Okay, bad comment, I'm sure, but I'm just very curious. You said you and Consort sat down to watch the movie after Daughter collapsed from glee, so it sounds like you were at home? Isn't the movie still in theaters? Just wondering...

8:31 AM  
Anonymous Anonymous said...

Academy screener? Just guessing.

7:01 PM  
Blogger ~Mad said...

..."His dialogue consists of small bits of information cushioned by pillows of pauses and silences."

Your turn of a phrase just amazes me (every time.)

Peace,
~Mad

8:16 AM  
Anonymous rebecca said...

**spoiler alert** (not like it matters, no one should see this movie)

I really wish I had read this post before going to the damned movie.

It was so incredibly terrible. I can't remember the last time somebody died and all I was thinking was "Geeze, my ass hurts from sitting here too long."
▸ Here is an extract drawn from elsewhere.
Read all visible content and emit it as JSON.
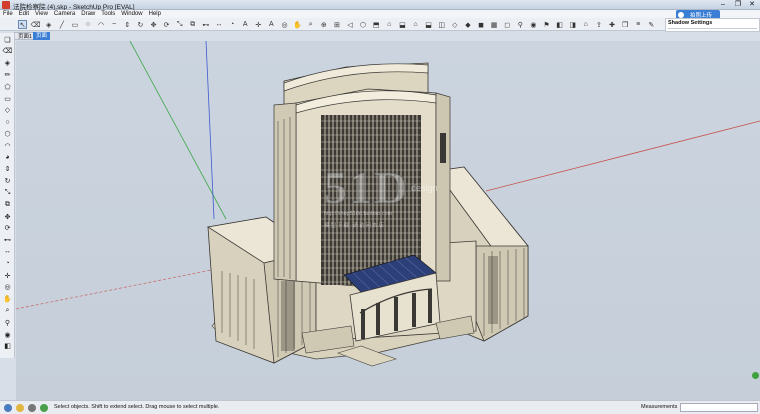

And then Ms. Winslet (who should have gotten awards on so many other occasions when her acting was awesome) gets it for this horribly directed mess?

I will never understand.

5:21 PM  
Anonymous Anonymous said...

The best fruitcake ever:
http://www.madeinoregon.com/detail.aspx?ID=2186
In case the link does not work- Trappist Abbey fruitcake
Chris in NY

8:43 AM  
Blogger rabbi neil fleischmann said...

This is a beatiful, eclectic, well written piece. I liked your review and it's enough to hold me back from seeing the movie. I never saw American Beauty because I heard similar reviews of that, despite all the hype and acclaim.

Keep writing, and I can't wait till the book comes out!

1:27 PM  
Anonymous La BellaDonna said...

Rebecca: You are right, there are a BUNCH of times Kate Winslet should have gotten an award; maybe she got it as an apology award?

She wouldn't be the first; Elizabeth Taylor did a couple of fabulous movies that should have garnered her awards, but didn't, and she wound up getting an award for a much lesser film, done in a lesser fashion. There have been a few actors and actresses who've gotten Apology Awards.